En cette période de pandémie mondiale, l’expression artistique semble être compromise, pour ne pas dire à l’arrêt. Pourtant certains réalisateurs, contraints de s’adapter à ce contexte inédit, parviennent à trouver un second souffle, réinventent leur façon de faire, avec succès. C’est le cas de Sam Levinson qui écrit et réalise l’excellent Malcom & Marie, en respectant scrupuleusement les règles sanitaires.
Huis-clos
Précisons avant tout que le tournage de Malcolm & Marie a été effectué en Californie, durant l’été 2020, en plein pic épidémique. Il a donc fallu repenser les plateaux de tournage, pour assurer la sécurité de chacun : avec pas plus de 12 personnes sur place, l’intégralité des scènes a été filmée dans l’enceinte d’une villa à l’adresse bien gardée. Pourtant, ce protocole sanitaire n’a jamais été un frein créatif pour Sam Levinson, au contraire, puisqu’il va dans le sens du scénario. Malcom & Marie se déroule la nuit, en huis clos, avec quelques scènes dans le jardin de la maison.
A l’image des confinements que nous avons vécus ces derniers mois, les deux personnages subissent petit à petit leur espace intime restreint, avant de se déchirer entre quatre murs.

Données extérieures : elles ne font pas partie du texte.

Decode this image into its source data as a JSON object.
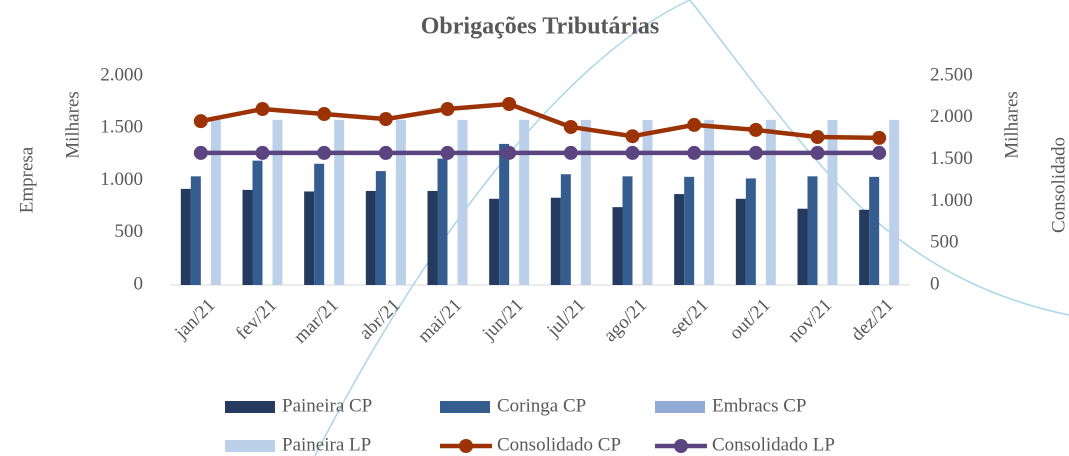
{
  "chart_data": {
    "type": "bar",
    "title": "Obrigações Tributárias",
    "y_label": "Empresa",
    "y_unit_label": "Milhares",
    "y2_label": "Consolidado",
    "y2_unit_label": "Milhares",
    "categories": [
      "jan/21",
      "fev/21",
      "mar/21",
      "abr/21",
      "mai/21",
      "jun/21",
      "jul/21",
      "ago/21",
      "set/21",
      "out/21",
      "nov/21",
      "dez/21"
    ],
    "series": [
      {
        "name": "Paineira CP",
        "type": "bar",
        "color": "#243a5e",
        "values": [
          920,
          910,
          895,
          900,
          900,
          825,
          835,
          745,
          870,
          825,
          730,
          720
        ]
      },
      {
        "name": "Coringa CP",
        "type": "bar",
        "color": "#355d8f",
        "values": [
          1040,
          1190,
          1160,
          1090,
          1210,
          1350,
          1060,
          1040,
          1035,
          1020,
          1040,
          1035
        ]
      },
      {
        "name": "Embracs CP",
        "type": "bar",
        "color": "#91abd6",
        "values": [
          0,
          0,
          0,
          0,
          0,
          0,
          0,
          0,
          0,
          0,
          0,
          0
        ]
      },
      {
        "name": "Paineira LP",
        "type": "bar",
        "color": "#bcd0ea",
        "values": [
          1580,
          1580,
          1580,
          1580,
          1580,
          1580,
          1580,
          1580,
          1580,
          1580,
          1580,
          1580
        ]
      },
      {
        "name": "Consolidado CP",
        "type": "line",
        "axis": "y2",
        "color": "#9c3307",
        "values": [
          1960,
          2105,
          2045,
          1985,
          2105,
          2165,
          1890,
          1780,
          1915,
          1855,
          1770,
          1760
        ]
      },
      {
        "name": "Consolidado LP",
        "type": "line",
        "axis": "y2",
        "color": "#5b4580",
        "values": [
          1580,
          1580,
          1580,
          1580,
          1580,
          1580,
          1580,
          1580,
          1580,
          1580,
          1580,
          1580
        ]
      }
    ],
    "ylim": [
      0,
      2000
    ],
    "yticks": [
      0,
      500,
      {
        "value": 1000,
        "label": "1.000"
      },
      {
        "value": 1500,
        "label": "1.500"
      },
      {
        "value": 2000,
        "label": "2.000"
      }
    ],
    "y2lim": [
      0,
      2500
    ],
    "y2ticks": [
      0,
      500,
      {
        "value": 1000,
        "label": "1.000"
      },
      {
        "value": 1500,
        "label": "1.500"
      },
      {
        "value": 2000,
        "label": "2.000"
      },
      {
        "value": 2500,
        "label": "2.500"
      }
    ],
    "grid": false,
    "legend": "bottom"
  }
}
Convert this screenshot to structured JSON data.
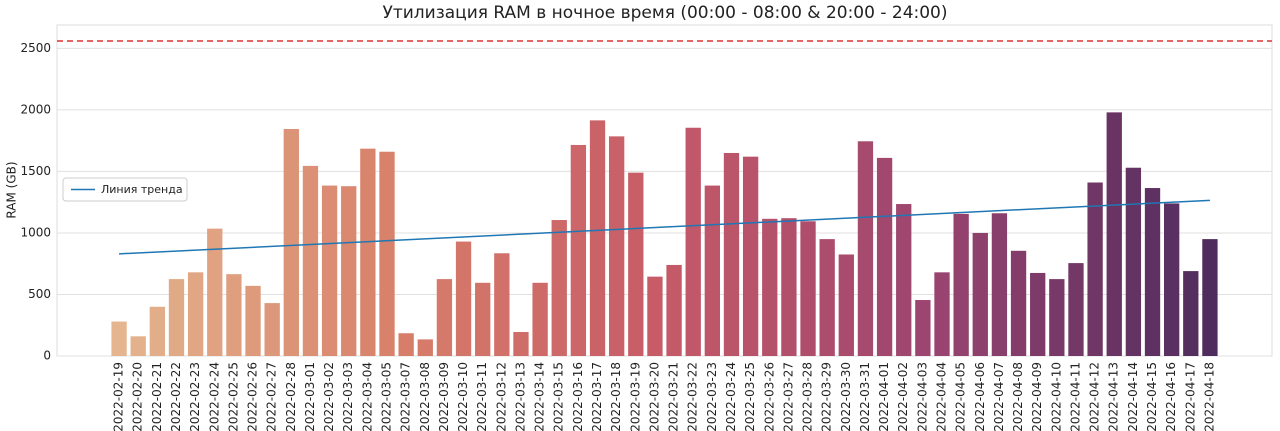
{
  "chart_data": {
    "type": "bar",
    "title": "Утилизация RAM в ночное время (00:00 - 08:00 & 20:00 - 24:00)",
    "y_label": "RAM (GB)",
    "categories": [
      "2022-02-19",
      "2022-02-20",
      "2022-02-21",
      "2022-02-22",
      "2022-02-23",
      "2022-02-24",
      "2022-02-25",
      "2022-02-26",
      "2022-02-27",
      "2022-02-28",
      "2022-03-01",
      "2022-03-02",
      "2022-03-03",
      "2022-03-04",
      "2022-03-05",
      "2022-03-07",
      "2022-03-08",
      "2022-03-09",
      "2022-03-10",
      "2022-03-11",
      "2022-03-12",
      "2022-03-13",
      "2022-03-14",
      "2022-03-15",
      "2022-03-16",
      "2022-03-17",
      "2022-03-18",
      "2022-03-19",
      "2022-03-20",
      "2022-03-21",
      "2022-03-22",
      "2022-03-23",
      "2022-03-24",
      "2022-03-25",
      "2022-03-26",
      "2022-03-27",
      "2022-03-28",
      "2022-03-29",
      "2022-03-30",
      "2022-03-31",
      "2022-04-01",
      "2022-04-02",
      "2022-04-03",
      "2022-04-04",
      "2022-04-05",
      "2022-04-06",
      "2022-04-07",
      "2022-04-08",
      "2022-04-09",
      "2022-04-10",
      "2022-04-11",
      "2022-04-12",
      "2022-04-13",
      "2022-04-14",
      "2022-04-15",
      "2022-04-16",
      "2022-04-17",
      "2022-04-18"
    ],
    "values": [
      280,
      160,
      400,
      625,
      680,
      1035,
      665,
      570,
      430,
      1845,
      1545,
      1385,
      1380,
      1685,
      1660,
      185,
      135,
      625,
      930,
      595,
      835,
      195,
      595,
      1105,
      1715,
      1915,
      1785,
      1490,
      645,
      740,
      1855,
      1385,
      1650,
      1620,
      1115,
      1120,
      1095,
      950,
      825,
      1745,
      1610,
      1235,
      455,
      680,
      1155,
      1000,
      1160,
      855,
      675,
      625,
      755,
      1410,
      1980,
      1530,
      1365,
      1240,
      690,
      950
    ],
    "palette": [
      "#e4b58e",
      "#d8806a",
      "#c65a68",
      "#9a4470",
      "#4f2c5e"
    ],
    "trend": {
      "name": "Линия тренда",
      "start": 830,
      "end": 1265,
      "color": "#1f77b4"
    },
    "threshold": {
      "value": 2560,
      "color": "#e03030"
    },
    "ylim": [
      0,
      2690
    ],
    "yticks": [
      0,
      500,
      1000,
      1500,
      2000,
      2500
    ],
    "grid": true,
    "legend": "left"
  }
}
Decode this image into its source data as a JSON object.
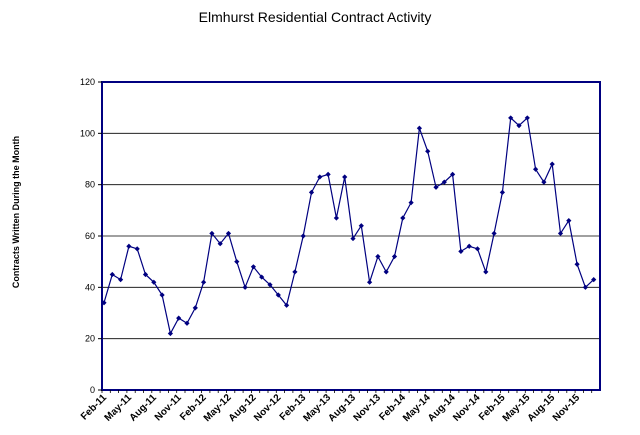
{
  "chart_data": {
    "type": "line",
    "title": "Elmhurst Residential Contract Activity",
    "xlabel": "",
    "ylabel": "Contracts Written During the Month",
    "ylim": [
      0,
      120
    ],
    "yticks": [
      0,
      20,
      40,
      60,
      80,
      100,
      120
    ],
    "grid": true,
    "legend": "none",
    "colors": {
      "line": "#000080",
      "marker": "#000080",
      "frame": "#000080",
      "grid": "#000000"
    },
    "x": [
      "Feb-11",
      "Mar-11",
      "Apr-11",
      "May-11",
      "Jun-11",
      "Jul-11",
      "Aug-11",
      "Sep-11",
      "Oct-11",
      "Nov-11",
      "Dec-11",
      "Jan-12",
      "Feb-12",
      "Mar-12",
      "Apr-12",
      "May-12",
      "Jun-12",
      "Jul-12",
      "Aug-12",
      "Sep-12",
      "Oct-12",
      "Nov-12",
      "Dec-12",
      "Jan-13",
      "Feb-13",
      "Mar-13",
      "Apr-13",
      "May-13",
      "Jun-13",
      "Jul-13",
      "Aug-13",
      "Sep-13",
      "Oct-13",
      "Nov-13",
      "Dec-13",
      "Jan-14",
      "Feb-14",
      "Mar-14",
      "Apr-14",
      "May-14",
      "Jun-14",
      "Jul-14",
      "Aug-14",
      "Sep-14",
      "Oct-14",
      "Nov-14",
      "Dec-14",
      "Jan-15",
      "Feb-15",
      "Mar-15",
      "Apr-15",
      "May-15",
      "Jun-15",
      "Jul-15",
      "Aug-15",
      "Sep-15",
      "Oct-15",
      "Nov-15",
      "Dec-15",
      "Jan-16"
    ],
    "xticks_shown": [
      "Feb-11",
      "May-11",
      "Aug-11",
      "Nov-11",
      "Feb-12",
      "May-12",
      "Aug-12",
      "Nov-12",
      "Feb-13",
      "May-13",
      "Aug-13",
      "Nov-13",
      "Feb-14",
      "May-14",
      "Aug-14",
      "Nov-14",
      "Feb-15",
      "May-15",
      "Aug-15",
      "Nov-15"
    ],
    "series": [
      {
        "values": [
          34,
          45,
          43,
          56,
          55,
          45,
          42,
          37,
          22,
          28,
          26,
          32,
          42,
          61,
          57,
          61,
          50,
          40,
          48,
          44,
          41,
          37,
          33,
          46,
          60,
          77,
          83,
          84,
          67,
          83,
          59,
          64,
          42,
          52,
          46,
          52,
          67,
          73,
          102,
          93,
          79,
          81,
          84,
          54,
          56,
          55,
          46,
          61,
          77,
          106,
          103,
          106,
          86,
          81,
          88,
          61,
          66,
          49,
          40,
          43
        ]
      }
    ]
  }
}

Les tensions s’installent dès la première minute. L’élément déclencheur du drame s’est cristallisé plus tôt dans la soirée, pendant la projection du nouveau film de Malcolm, plus précisément après, durant son discours de remerciements. Malcolm n’a pas remercié Marie, sa compagne, son actrice et sa Muse pour sa contribution au film. Cet incident est-il l’élément qui met le feu au poudre dans ce couple passionnel ? Ou s’agit-il d’un conflit bien plus profond qui détermine la relation des amants ?
Conflit toxique
On comprend au fil des répliques que Malcolm se nourrit du mal être de Marie pour le retranscrire dans son art ; quant à Marie, elle, a besoin du soutien constant de Malcolm pour se raccrocher à la vie. S’ils sont clairement dépendants l’un de l’autre, ils ont du mal à l’admettre, se le reprochent. Marie en veut à Malcolm d’avoir puisé sans limite dans son histoire personnelle pour créer son film. Elle se sent dépouillée de sa propre vie, regrette d’avoir perdu l’occasion de narrer son propre récit. Malcolm, lui, nie le fait que son film existe uniquement grâce à Marie et clame que ses propres expériences ont autant nourri l’œuvre.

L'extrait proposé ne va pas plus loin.